At five p.m. Joshua lay in his hospital bed trying without success to understand what had happened to him. They had given him shots of morphine for his pain. Suddenly he experienced an epiphany. His way was not religion. He had served it badly and it had served him badly. It was not his calling. He needed a cause, a real-world cause, a new group of the devoted young around him. If Communism were the least bit viable, Joshua would have become a Communist at that very second.
Animal rights. That was it. He smiled and imagined all the abuse taken by cows, ducks, horses, chickens, turkeys, seals, whales, pigs, even fish. I'm a vegetarian, he thought. From this moment, I'm a vegetarian. He closed his eyes.

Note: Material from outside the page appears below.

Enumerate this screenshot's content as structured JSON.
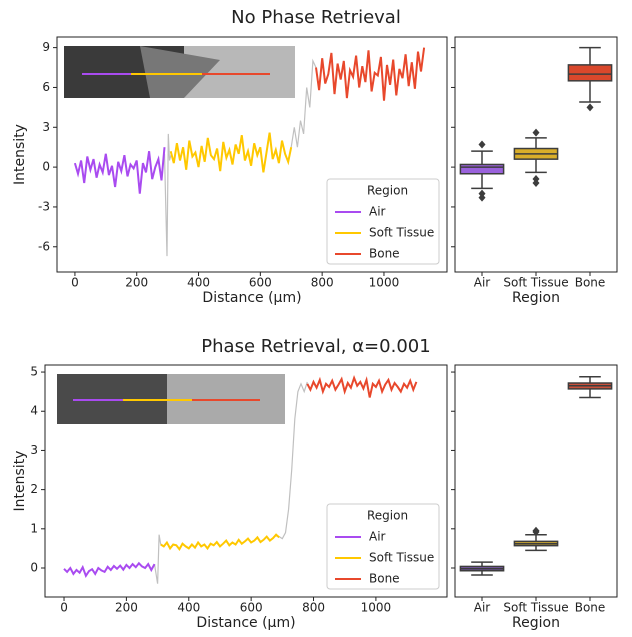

At five p.m. Jane Parsons and Mac Taylor were sharing a pizza at a hole in the wall with three tables. Most of the trade was pizza by the slice to go.
They had both agreed on double cheese, onions and anchovies.
There was a ceiling fan spinning and wobbling dangerously, providing almost no relief from the heat of the ovens, which added to that of the air coming in through the open door.
The plan was to finish the pizza and the Diet Cokes and get back to work. Jane had DNA orders piled up at least two inches high. Mac had the gun Evan Drew had used. He planned to send e-mails to Interpol which, in turn, would send the request to its 184 members around the world, asking if they had any unsolved murders from before eight years ago involving two shots in close proximity to the back of the head with bullets from a small-caliber gun.
Someone behind the counter was shouting to someone behind him to make a large sausage-and-onion to go. Jane and Mac were silent as they ate. Then, pizza finished, she put her hands together and touched them to her lips, saying, "Tell me about your wife."
Talking about Claire was not easy. Usually he simply didn't do it, but in this loud, hot pizza shop he began talking. He was surprised that it didn't hurt. He was surprised by Jane's attentiveness. He told her things that he had not told anyone, including himself, since 9/11.
Outside it began to rain and, for a few minutes at least, it was cool in New York.